Но как же в таком случае второй еврей, двойник-мегаломан? Все эти тезисы могли бы объяснить, почему в такси Джордж Зиад заклеймил меня, объявив «недоумком в морали», а затем, через пару минут, в зале суда мимоходом, вполголоса похвалил — мол, в дезинформации я Достоевский. Этот шпионский боевик, который я насочинял, и впрямь может оказаться ключом к якобы безумным выходкам Джорджа: по счастливой случайности, он повстречал меня на рынке, ходил за мной, преследовал меня, воспринимал меня со звериной серьезностью, какой бы дикий балаган ни устраивал я сам… и все бы ничего, но у этого логичного объяснения есть одна гигантская помеха — вездесущий Мойше Пипик. Все, что Джордж, похоже, отверг, сочтя моей выдумкой, попыткой заморочить голову израильскому сексоту, который вез нас в такси, местная палестинская разведка — если она хоть чуть-чуть мной заинтересовалась — уже считала бы истиной благодаря донесениям своих людей из двух отелей, где и Пипик, и я открыто зарегистрировались под моим именем.

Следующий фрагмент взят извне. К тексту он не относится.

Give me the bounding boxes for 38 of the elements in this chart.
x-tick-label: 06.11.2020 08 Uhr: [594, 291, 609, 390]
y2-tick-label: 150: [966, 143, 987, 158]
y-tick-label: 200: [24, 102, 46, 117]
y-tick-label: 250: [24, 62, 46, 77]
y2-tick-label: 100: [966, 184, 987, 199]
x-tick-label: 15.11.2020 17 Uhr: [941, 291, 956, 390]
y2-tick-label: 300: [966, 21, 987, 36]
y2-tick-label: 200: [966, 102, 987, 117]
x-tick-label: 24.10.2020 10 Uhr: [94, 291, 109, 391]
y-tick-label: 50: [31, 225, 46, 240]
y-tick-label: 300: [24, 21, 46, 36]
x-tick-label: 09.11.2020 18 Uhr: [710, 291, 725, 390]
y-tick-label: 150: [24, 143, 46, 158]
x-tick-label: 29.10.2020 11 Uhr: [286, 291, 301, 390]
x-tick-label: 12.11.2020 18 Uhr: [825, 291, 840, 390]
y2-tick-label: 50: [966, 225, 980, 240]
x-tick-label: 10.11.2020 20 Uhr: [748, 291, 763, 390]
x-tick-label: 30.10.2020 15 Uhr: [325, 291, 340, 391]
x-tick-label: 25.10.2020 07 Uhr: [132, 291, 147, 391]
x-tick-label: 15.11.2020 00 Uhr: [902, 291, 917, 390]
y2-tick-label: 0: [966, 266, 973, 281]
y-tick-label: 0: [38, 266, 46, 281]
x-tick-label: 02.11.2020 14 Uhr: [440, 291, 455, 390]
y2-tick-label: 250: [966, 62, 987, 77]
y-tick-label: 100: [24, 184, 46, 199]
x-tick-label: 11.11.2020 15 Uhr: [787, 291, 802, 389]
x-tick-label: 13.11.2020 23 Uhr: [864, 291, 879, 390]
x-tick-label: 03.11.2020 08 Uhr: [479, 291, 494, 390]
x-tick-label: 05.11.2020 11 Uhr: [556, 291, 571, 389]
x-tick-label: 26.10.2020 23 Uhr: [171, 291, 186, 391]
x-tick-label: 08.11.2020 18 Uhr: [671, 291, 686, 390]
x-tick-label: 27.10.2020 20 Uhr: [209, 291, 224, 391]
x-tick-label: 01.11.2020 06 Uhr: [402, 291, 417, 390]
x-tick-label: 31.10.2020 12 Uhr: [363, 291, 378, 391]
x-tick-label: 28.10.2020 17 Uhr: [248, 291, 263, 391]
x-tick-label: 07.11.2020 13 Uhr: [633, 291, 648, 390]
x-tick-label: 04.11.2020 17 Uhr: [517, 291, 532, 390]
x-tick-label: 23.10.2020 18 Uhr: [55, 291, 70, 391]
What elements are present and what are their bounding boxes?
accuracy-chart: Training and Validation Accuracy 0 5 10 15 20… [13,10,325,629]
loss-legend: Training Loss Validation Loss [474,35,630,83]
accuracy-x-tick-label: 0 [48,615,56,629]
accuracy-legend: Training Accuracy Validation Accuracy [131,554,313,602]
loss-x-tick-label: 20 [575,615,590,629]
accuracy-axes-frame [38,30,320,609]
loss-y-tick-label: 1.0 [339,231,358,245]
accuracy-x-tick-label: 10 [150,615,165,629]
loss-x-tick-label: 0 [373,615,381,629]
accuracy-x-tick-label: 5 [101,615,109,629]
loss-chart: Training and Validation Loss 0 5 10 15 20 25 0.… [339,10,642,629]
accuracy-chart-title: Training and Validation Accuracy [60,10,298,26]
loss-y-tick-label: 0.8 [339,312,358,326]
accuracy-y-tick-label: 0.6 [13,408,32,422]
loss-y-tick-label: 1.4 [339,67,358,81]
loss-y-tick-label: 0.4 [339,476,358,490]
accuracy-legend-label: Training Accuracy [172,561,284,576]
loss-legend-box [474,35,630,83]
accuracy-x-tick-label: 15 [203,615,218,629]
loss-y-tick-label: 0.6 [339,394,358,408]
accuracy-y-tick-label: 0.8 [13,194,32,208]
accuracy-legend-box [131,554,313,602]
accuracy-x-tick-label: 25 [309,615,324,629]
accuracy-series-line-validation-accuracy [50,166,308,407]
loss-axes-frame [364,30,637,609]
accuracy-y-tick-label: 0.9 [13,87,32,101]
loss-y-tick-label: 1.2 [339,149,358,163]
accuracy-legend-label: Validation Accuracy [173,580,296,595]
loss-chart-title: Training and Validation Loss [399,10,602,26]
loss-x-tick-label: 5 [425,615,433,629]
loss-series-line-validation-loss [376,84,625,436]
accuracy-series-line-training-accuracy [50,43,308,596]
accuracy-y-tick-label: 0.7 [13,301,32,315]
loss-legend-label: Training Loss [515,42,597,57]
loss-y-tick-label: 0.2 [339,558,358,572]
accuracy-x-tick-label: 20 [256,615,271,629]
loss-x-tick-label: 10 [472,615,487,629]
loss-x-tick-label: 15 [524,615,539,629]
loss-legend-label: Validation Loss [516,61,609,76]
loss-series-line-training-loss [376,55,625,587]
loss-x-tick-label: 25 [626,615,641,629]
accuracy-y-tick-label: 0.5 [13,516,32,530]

А если верхушка палестинской разведки прекрасно знает, что диаспорист и романист — два разных человека, что Ф. Р. из «Царя Давида» — самозванец, а Ф. Р. из «Американской колонии» — настоящий, тогда зачем она — а точнее, ее агент, Джордж Зиад — притворяется передо мной, будто считает этих двоих одним лицом? Особенно если знает, что я не хуже нее знаю о существовании другого!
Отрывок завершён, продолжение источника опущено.